Durante a vida, Lázaro desejava alimentar-se com o que caía da mesa do rico. O
que significa que ninguém lhe dava alimento! Como não lembrar de uma oração do
saudoso Dom Helder Câmara, “Mariama”, um poema-invocação à Mãe de Deus, para
que no mundo não haja mais nem ricos e nem pobres, mas uma civilização baseada
no Amor? Em uma parte do poema ele afirma assim, com palavras fortes: “Basta de
alguns tendo que vomitar para comer mais e 50 milhões morrendo de fome num só
ano”.
O pobre Lázaro e o rico sem nome morreram. E começa a
segunda etapa da estória, com um terceiro personagem, o Pai Abraão.
Interessante observar o pedido que o rico faz a Abraão: “Por piedade, manda
Lázaro molhar a ponta do dedo para me refrescar a língua, porque sofro muito
nestas chamas”. Poderíamos observar o termo “piedade”, justamente que faltou a
ele, o rico, em vida, enquanto estava nos banquetes diários e via o pobre
Lázaro esperando as migalhas que caíam da mesa, mas não era capaz de lhe dar
comida. “Molhar a ponta do dedo” seria o equivalente a uma das migalhas de
comida que provavelmente caíam da mesa… Não foi possível. Por mais que alguém
desejasse não seria possível o encontro dos dois lados, considerou Abraão.
Outro pedido do rico feito ao Pai Abraão, manifestando
preocupação com os seus cinco irmãos: “Manda Lázaro à casa de meu pai para
preveni-los, para que não venham também eles para este lugar de tormento”.
Poderíamos nos perguntar, e aqui, a meu ver, está o grande ensinamento do
texto: qual a prevenção? Qual a mensagem que Lázaro deveria transmitir aos
irmãos do rico, que provavelmente também eram ricos e se banqueteavam
diariamente, viam pobres pedindo comida e nada faziam?

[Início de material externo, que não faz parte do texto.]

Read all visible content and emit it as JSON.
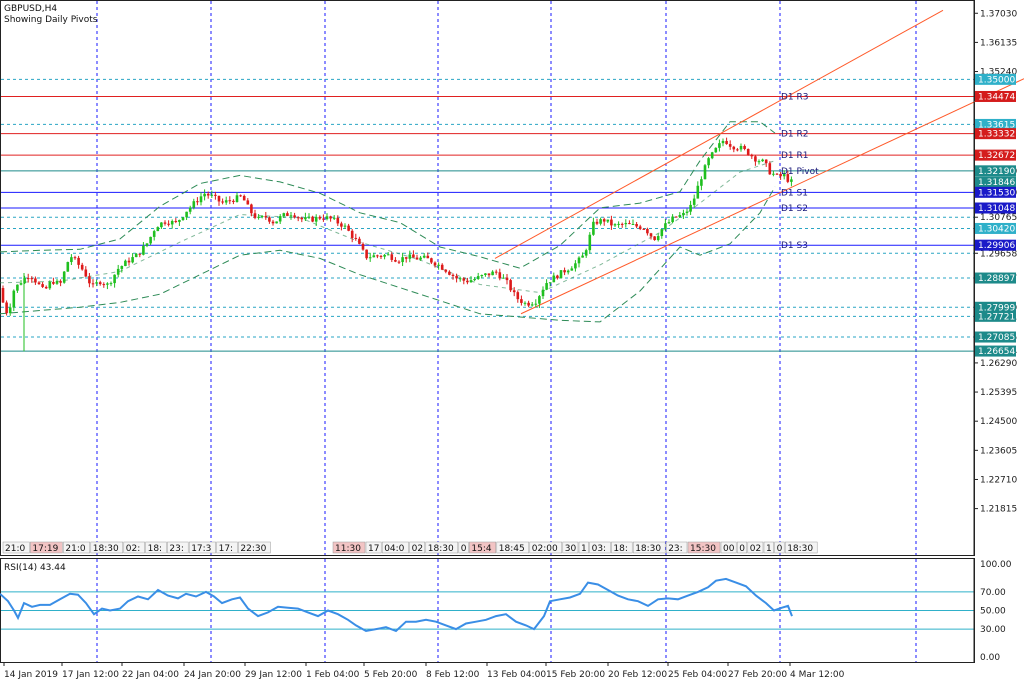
{
  "header": {
    "symbol": "GBPUSD,H4",
    "subtitle": "Showing Daily Pivots"
  },
  "colors": {
    "bull": "#1fbf1f",
    "bear": "#dd1a1a",
    "channel": "#ff5a2a",
    "resistance": "#e02020",
    "support": "#1a1aff",
    "dotted": "#2aa5c4",
    "rsi": "#3a8ee6",
    "grid": "#1a1aff",
    "tag_blue": "#1a1ac8",
    "tag_red": "#d41c1c",
    "tag_teal": "#1d8a8a",
    "tag_cyan": "#2fb0c9"
  },
  "chart_data": {
    "type": "line",
    "title": "GBPUSD,H4",
    "ylim": [
      1.2125,
      1.3713
    ],
    "y_ticks": [
      "1.37030",
      "1.36135",
      "1.35240",
      "1.32190",
      "1.31530",
      "1.30765",
      "1.29658",
      "1.28897",
      "1.27999",
      "1.27721",
      "1.27085",
      "1.26654",
      "1.26290",
      "1.25395",
      "1.24500",
      "1.23605",
      "1.22710",
      "1.21815"
    ],
    "x_labels": [
      "14 Jan 2019",
      "17 Jan 12:00",
      "22 Jan 04:00",
      "24 Jan 20:00",
      "29 Jan 12:00",
      "1 Feb 04:00",
      "5 Feb 20:00",
      "8 Feb 12:00",
      "13 Feb 04:00",
      "15 Feb 20:00",
      "20 Feb 12:00",
      "25 Feb 04:00",
      "27 Feb 20:00",
      "4 Mar 12:00"
    ],
    "price_path": [
      [
        0,
        1.2859
      ],
      [
        4,
        1.28
      ],
      [
        8,
        1.2779
      ],
      [
        14,
        1.2855
      ],
      [
        22,
        1.2882
      ],
      [
        30,
        1.2902
      ],
      [
        38,
        1.2872
      ],
      [
        44,
        1.2848
      ],
      [
        52,
        1.2882
      ],
      [
        60,
        1.2868
      ],
      [
        70,
        1.296
      ],
      [
        76,
        1.294
      ],
      [
        84,
        1.291
      ],
      [
        92,
        1.2862
      ],
      [
        100,
        1.288
      ],
      [
        108,
        1.2868
      ],
      [
        118,
        1.2918
      ],
      [
        128,
        1.2942
      ],
      [
        138,
        1.2962
      ],
      [
        148,
        1.3
      ],
      [
        156,
        1.305
      ],
      [
        166,
        1.3065
      ],
      [
        176,
        1.3058
      ],
      [
        186,
        1.3095
      ],
      [
        196,
        1.3125
      ],
      [
        204,
        1.315
      ],
      [
        212,
        1.314
      ],
      [
        222,
        1.312
      ],
      [
        232,
        1.313
      ],
      [
        242,
        1.314
      ],
      [
        250,
        1.3095
      ],
      [
        258,
        1.307
      ],
      [
        266,
        1.3078
      ],
      [
        274,
        1.306
      ],
      [
        282,
        1.308
      ],
      [
        292,
        1.309
      ],
      [
        302,
        1.307
      ],
      [
        312,
        1.307
      ],
      [
        322,
        1.3078
      ],
      [
        332,
        1.307
      ],
      [
        344,
        1.305
      ],
      [
        356,
        1.3005
      ],
      [
        366,
        1.2955
      ],
      [
        376,
        1.2958
      ],
      [
        388,
        1.296
      ],
      [
        398,
        1.2945
      ],
      [
        406,
        1.2955
      ],
      [
        416,
        1.295
      ],
      [
        426,
        1.295
      ],
      [
        436,
        1.2935
      ],
      [
        446,
        1.2915
      ],
      [
        456,
        1.289
      ],
      [
        466,
        1.288
      ],
      [
        476,
        1.2888
      ],
      [
        486,
        1.29
      ],
      [
        496,
        1.2908
      ],
      [
        506,
        1.288
      ],
      [
        516,
        1.283
      ],
      [
        526,
        1.281
      ],
      [
        536,
        1.282
      ],
      [
        546,
        1.2875
      ],
      [
        556,
        1.2895
      ],
      [
        566,
        1.2915
      ],
      [
        576,
        1.2935
      ],
      [
        584,
        1.296
      ],
      [
        594,
        1.306
      ],
      [
        604,
        1.3068
      ],
      [
        614,
        1.305
      ],
      [
        624,
        1.3055
      ],
      [
        634,
        1.305
      ],
      [
        644,
        1.3045
      ],
      [
        654,
        1.301
      ],
      [
        664,
        1.3048
      ],
      [
        674,
        1.3075
      ],
      [
        684,
        1.3085
      ],
      [
        692,
        1.3115
      ],
      [
        700,
        1.319
      ],
      [
        708,
        1.325
      ],
      [
        716,
        1.3285
      ],
      [
        724,
        1.3315
      ],
      [
        732,
        1.3295
      ],
      [
        740,
        1.329
      ],
      [
        748,
        1.3275
      ],
      [
        756,
        1.3255
      ],
      [
        764,
        1.3245
      ],
      [
        770,
        1.3215
      ],
      [
        778,
        1.32
      ],
      [
        784,
        1.3205
      ],
      [
        790,
        1.3185
      ]
    ],
    "bands_upper": [
      [
        0,
        1.297
      ],
      [
        40,
        1.2975
      ],
      [
        80,
        1.2978
      ],
      [
        120,
        1.301
      ],
      [
        160,
        1.311
      ],
      [
        200,
        1.318
      ],
      [
        240,
        1.3205
      ],
      [
        280,
        1.3185
      ],
      [
        320,
        1.315
      ],
      [
        360,
        1.309
      ],
      [
        400,
        1.306
      ],
      [
        440,
        1.2985
      ],
      [
        480,
        1.2955
      ],
      [
        520,
        1.292
      ],
      [
        560,
        1.299
      ],
      [
        600,
        1.3105
      ],
      [
        640,
        1.312
      ],
      [
        680,
        1.3155
      ],
      [
        700,
        1.325
      ],
      [
        730,
        1.337
      ],
      [
        760,
        1.337
      ],
      [
        775,
        1.3335
      ]
    ],
    "bands_lower": [
      [
        0,
        1.278
      ],
      [
        40,
        1.279
      ],
      [
        80,
        1.28
      ],
      [
        120,
        1.2815
      ],
      [
        160,
        1.284
      ],
      [
        200,
        1.29
      ],
      [
        240,
        1.296
      ],
      [
        280,
        1.2975
      ],
      [
        320,
        1.295
      ],
      [
        360,
        1.29
      ],
      [
        400,
        1.286
      ],
      [
        440,
        1.282
      ],
      [
        480,
        1.278
      ],
      [
        520,
        1.277
      ],
      [
        560,
        1.276
      ],
      [
        600,
        1.2755
      ],
      [
        640,
        1.285
      ],
      [
        680,
        1.2985
      ],
      [
        700,
        1.296
      ],
      [
        730,
        1.2995
      ],
      [
        760,
        1.309
      ],
      [
        775,
        1.317
      ]
    ],
    "bands_mid": [
      [
        0,
        1.2875
      ],
      [
        60,
        1.288
      ],
      [
        120,
        1.291
      ],
      [
        180,
        1.3
      ],
      [
        240,
        1.3085
      ],
      [
        300,
        1.3075
      ],
      [
        360,
        1.3
      ],
      [
        420,
        1.2945
      ],
      [
        480,
        1.287
      ],
      [
        540,
        1.2845
      ],
      [
        600,
        1.293
      ],
      [
        660,
        1.303
      ],
      [
        700,
        1.312
      ],
      [
        740,
        1.3215
      ],
      [
        775,
        1.325
      ]
    ],
    "channel_upper": [
      [
        495,
        1.295
      ],
      [
        943,
        1.3712
      ]
    ],
    "channel_lower": [
      [
        521,
        1.278
      ],
      [
        1024,
        1.3502
      ]
    ],
    "horizontal_levels": [
      {
        "value": 1.35,
        "label": "1.35000",
        "style": "dotted",
        "tag": "tag_cyan"
      },
      {
        "value": 1.34474,
        "label": "1.34474",
        "style": "resistance",
        "tag": "tag_red"
      },
      {
        "value": 1.33615,
        "label": "1.33615",
        "style": "dotted",
        "tag": "tag_cyan"
      },
      {
        "value": 1.33332,
        "label": "1.33332",
        "style": "resistance",
        "tag": "tag_red"
      },
      {
        "value": 1.32672,
        "label": "1.32672",
        "style": "resistance",
        "tag": "tag_red"
      },
      {
        "value": 1.3219,
        "label": "1.32190",
        "style": "teal",
        "tag": "tag_teal"
      },
      {
        "value": 1.31846,
        "label": "1.31846",
        "style": "none",
        "tag": "tag_teal"
      },
      {
        "value": 1.3153,
        "label": "1.31530",
        "style": "support",
        "tag": "tag_blue"
      },
      {
        "value": 1.31048,
        "label": "1.31048",
        "style": "support",
        "tag": "tag_blue"
      },
      {
        "value": 1.30765,
        "label": "1.30765",
        "style": "dotted",
        "tag": "none"
      },
      {
        "value": 1.3042,
        "label": "1.30420",
        "style": "dotted",
        "tag": "tag_cyan"
      },
      {
        "value": 1.29906,
        "label": "1.29906",
        "style": "support",
        "tag": "tag_blue"
      },
      {
        "value": 1.29658,
        "label": "1.29658",
        "style": "dotted",
        "tag": "none"
      },
      {
        "value": 1.28897,
        "label": "1.28897",
        "style": "dotted",
        "tag": "tag_teal"
      },
      {
        "value": 1.27999,
        "label": "1.27999",
        "style": "dotted",
        "tag": "tag_teal"
      },
      {
        "value": 1.27721,
        "label": "1.27721",
        "style": "dotted",
        "tag": "tag_teal"
      },
      {
        "value": 1.27085,
        "label": "1.27085",
        "style": "dotted",
        "tag": "tag_teal"
      },
      {
        "value": 1.26654,
        "label": "1.26654",
        "style": "teal",
        "tag": "tag_teal"
      }
    ],
    "pivot_labels": [
      {
        "text": "D1 R3",
        "value": 1.3447
      },
      {
        "text": "D1 R2",
        "value": 1.3333
      },
      {
        "text": "D1 R1",
        "value": 1.3267
      },
      {
        "text": "D1 Pivot",
        "value": 1.3219
      },
      {
        "text": "D1 S1",
        "value": 1.3153
      },
      {
        "text": "D1 S2",
        "value": 1.3105
      },
      {
        "text": "D1 S3",
        "value": 1.2991
      }
    ],
    "time_stamps": [
      "21:0",
      "17:19",
      "21:0",
      "18:30",
      "02:",
      "18:",
      "23:",
      "17:3",
      "17:",
      "22:30",
      "11:30",
      "17",
      "04:0",
      "02",
      "18:30",
      "0",
      "15:4",
      "18:45",
      "02:00",
      "30",
      "1",
      "03:",
      "18:",
      "18:30",
      "23:",
      "15:30",
      "00",
      "0",
      "02",
      "1",
      "0",
      "18:30"
    ],
    "rsi": {
      "label": "RSI(14) 43.44",
      "levels": [
        70,
        50,
        30
      ],
      "y_ticks": [
        "100.00",
        "70.00",
        "50.00",
        "30.00",
        "0.00"
      ],
      "ylim": [
        0,
        100
      ],
      "path": [
        [
          0,
          68
        ],
        [
          8,
          60
        ],
        [
          14,
          50
        ],
        [
          18,
          42
        ],
        [
          24,
          58
        ],
        [
          32,
          54
        ],
        [
          40,
          56
        ],
        [
          50,
          56
        ],
        [
          60,
          62
        ],
        [
          70,
          68
        ],
        [
          78,
          67
        ],
        [
          86,
          58
        ],
        [
          94,
          46
        ],
        [
          102,
          52
        ],
        [
          110,
          50
        ],
        [
          120,
          52
        ],
        [
          128,
          60
        ],
        [
          138,
          65
        ],
        [
          148,
          62
        ],
        [
          158,
          72
        ],
        [
          168,
          66
        ],
        [
          178,
          63
        ],
        [
          186,
          68
        ],
        [
          196,
          65
        ],
        [
          206,
          70
        ],
        [
          214,
          65
        ],
        [
          222,
          58
        ],
        [
          232,
          62
        ],
        [
          240,
          64
        ],
        [
          248,
          52
        ],
        [
          258,
          44
        ],
        [
          268,
          48
        ],
        [
          278,
          54
        ],
        [
          288,
          53
        ],
        [
          298,
          52
        ],
        [
          308,
          48
        ],
        [
          318,
          44
        ],
        [
          328,
          50
        ],
        [
          338,
          46
        ],
        [
          348,
          40
        ],
        [
          356,
          34
        ],
        [
          366,
          28
        ],
        [
          376,
          30
        ],
        [
          386,
          32
        ],
        [
          396,
          28
        ],
        [
          406,
          38
        ],
        [
          416,
          38
        ],
        [
          426,
          40
        ],
        [
          436,
          38
        ],
        [
          446,
          34
        ],
        [
          456,
          30
        ],
        [
          466,
          36
        ],
        [
          476,
          38
        ],
        [
          486,
          40
        ],
        [
          496,
          44
        ],
        [
          506,
          46
        ],
        [
          516,
          38
        ],
        [
          526,
          34
        ],
        [
          534,
          30
        ],
        [
          544,
          44
        ],
        [
          550,
          60
        ],
        [
          560,
          62
        ],
        [
          570,
          64
        ],
        [
          580,
          68
        ],
        [
          588,
          80
        ],
        [
          598,
          78
        ],
        [
          608,
          72
        ],
        [
          618,
          66
        ],
        [
          628,
          62
        ],
        [
          638,
          60
        ],
        [
          648,
          55
        ],
        [
          658,
          62
        ],
        [
          668,
          63
        ],
        [
          678,
          62
        ],
        [
          688,
          66
        ],
        [
          698,
          70
        ],
        [
          708,
          75
        ],
        [
          716,
          82
        ],
        [
          726,
          84
        ],
        [
          736,
          80
        ],
        [
          746,
          76
        ],
        [
          756,
          66
        ],
        [
          766,
          58
        ],
        [
          774,
          50
        ],
        [
          782,
          53
        ],
        [
          788,
          55
        ],
        [
          792,
          44
        ]
      ]
    }
  }
}
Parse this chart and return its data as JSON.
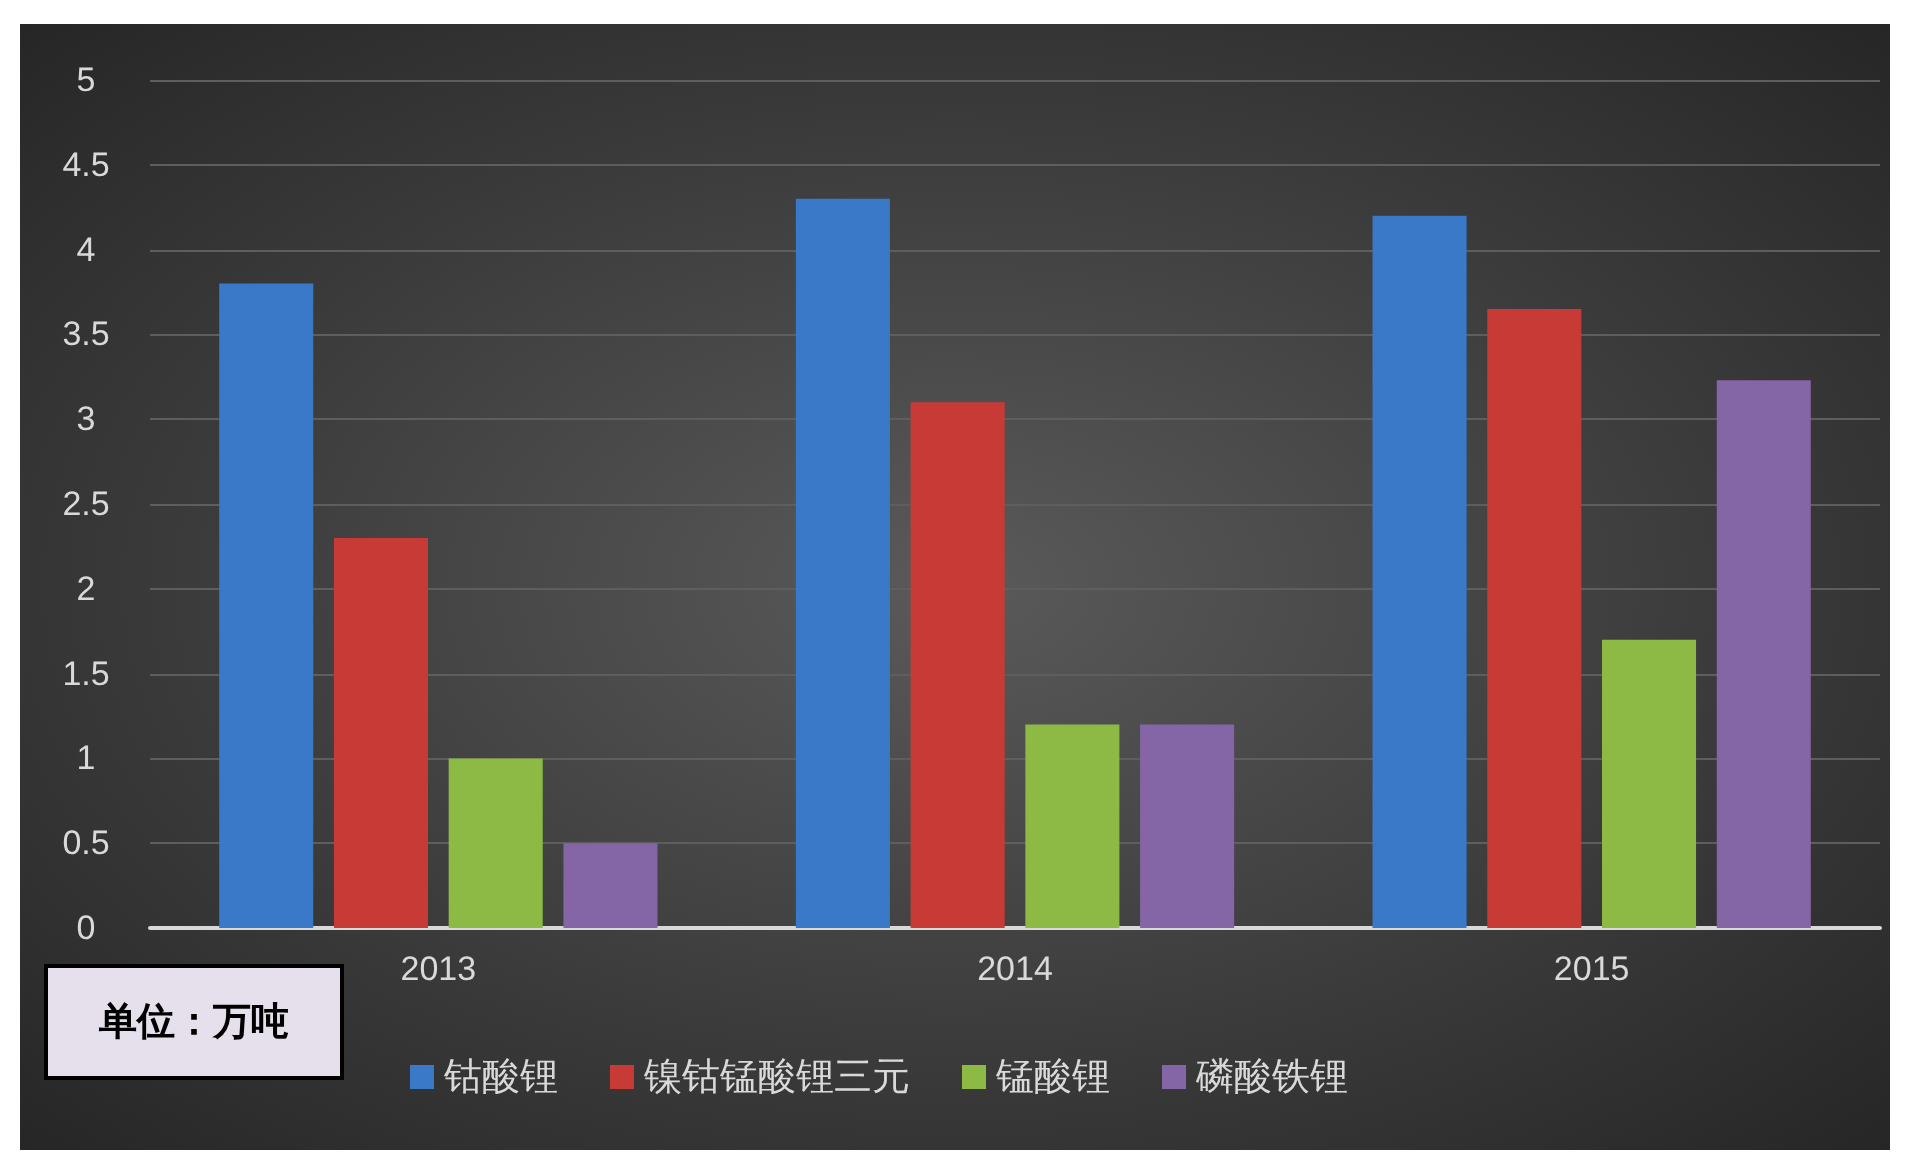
{
  "chart_data": {
    "type": "bar",
    "categories": [
      "2013",
      "2014",
      "2015"
    ],
    "series": [
      {
        "name": "钴酸锂",
        "color": "#3a78c8",
        "values": [
          3.8,
          4.3,
          4.2
        ]
      },
      {
        "name": "镍钴锰酸锂三元",
        "color": "#c83a36",
        "values": [
          2.3,
          3.1,
          3.65
        ]
      },
      {
        "name": "锰酸锂",
        "color": "#8dba44",
        "values": [
          1.0,
          1.2,
          1.7
        ]
      },
      {
        "name": "磷酸铁锂",
        "color": "#8465a6",
        "values": [
          0.5,
          1.2,
          3.23
        ]
      }
    ],
    "ylim": [
      0,
      5
    ],
    "yticks": [
      0,
      0.5,
      1,
      1.5,
      2,
      2.5,
      3,
      3.5,
      4,
      4.5,
      5
    ],
    "grid": "y",
    "legend": "bottom",
    "annotations": [
      "单位：万吨"
    ]
  }
}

A resposta de Abraão é curiosa e reveladora: “Se não escutam
a Moisés, nem aos profetas, eles não acreditarão, mesmo que alguém ressuscite
dos mortos”. Foi justamente o que aconteceu no relato do evangelista João:
Lázaro foi ressuscitado por Jesus!
Dom Helder, com o poema-invocação à Mãe de Deus, em 1981, há
44 anos, assim rezou: “Mariama, Senhora Nossa, Mãe querida. Nem precisa ir tão
longe, como no teu hino. Nem precisa que os ricos saiam de mãos vazias e os
pobres de mãos cheias. Nem pobre, nem rico! […] Um mundo de irmãos! De irmãos
não só de nome e de mentira. De irmãos de verdade, Mariama!”. Que assim seja!